Yep I have had this on my Land Rover. ie not enough slack in the m/Cylinder push rod.
A common problem.


britishtrident - 17/6/08 at 10:48 AM

By locking up you mean binding to the point of locking the the wheel solid.

As already sugested this is Master Cylinder piston movement problem, something is stopping it returning fully, this effectively blocks off the fluid passage to the resevoir causes hydraulic lock as the brakes warm up and the fulid expands.

A apart from the pedal not having enough free movement to allow it to return fully this problem is often caused by the mushroom pedal push rod fouling on the end stop washer and not allowing the piston to come fully off.

As already sugested try shortening the push rod or adjusting the pedal stop to allow the pedal to come further back ie "off"

If the that dosen't work look at the mushroom and washer on the end of the cylinder, sometimes careful work with a grinder and or using a thinner washer with a very slightly bigger hole is enough to do the trick.


The best solution is to use a proper non-servo tandem master cylinder that come complete with pushrod than adapt a cylinder designed for use with a servo.



[Edited on 17/6/08 by britishtrident]


02GF74 - 17/6/08 at 02:21 PM

i think I am right in that there should be a return spring on the pedal too.

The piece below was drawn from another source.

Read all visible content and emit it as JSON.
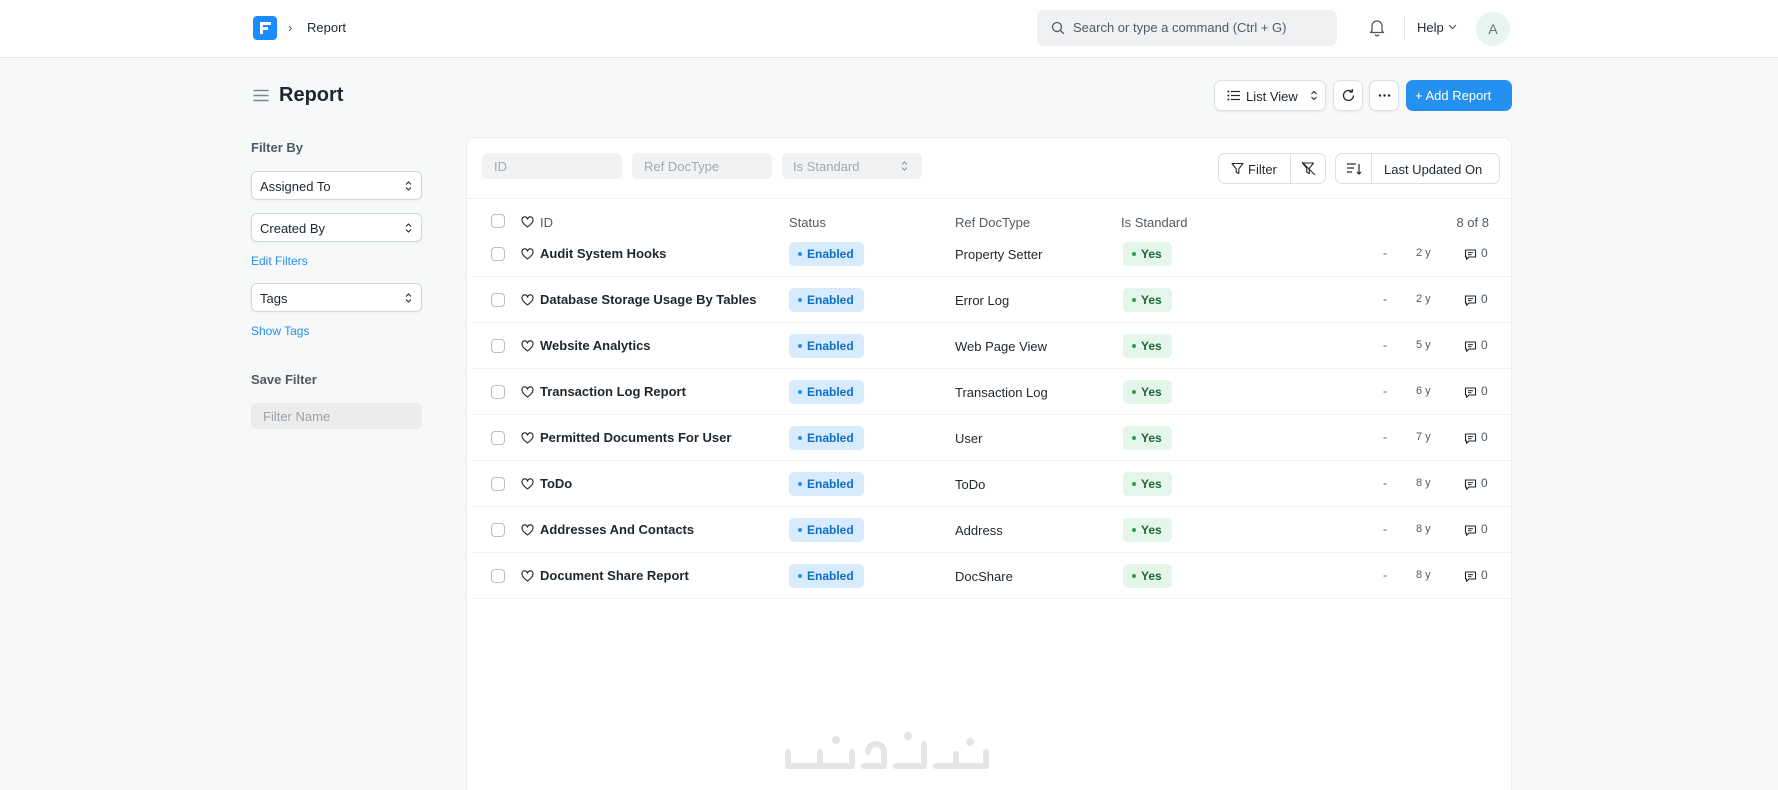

ReMan - 17/6/08 at 10:30 PM

Probably not, to prevent it pulling the pushrod out of the cylinder.
BTW great avatar!


britishtrident - 18/6/08 at 11:53 AM

quote:
Originally posted by ReMan
Probably not, to prevent it pulling the pushrod out of the cylinder.
BTW great avatar!



The push rod shouldn't be able to come out the cylinder, the end of the cylinder should have a washer and circlip that prevent the mushroom head end of the pushrod coming out. --- that one of the main reasons why it is important to use a master cylinder designed for use without a servo. Rescued attachment 173.jpg
Rescued attachment 173.jpg


britishtrident - 18/6/08 at 11:54 AM

quote:
Originally posted by 02GF74
i think I am right in that there should be a return spring on the pedal too.


Yes it should pull the push rod back.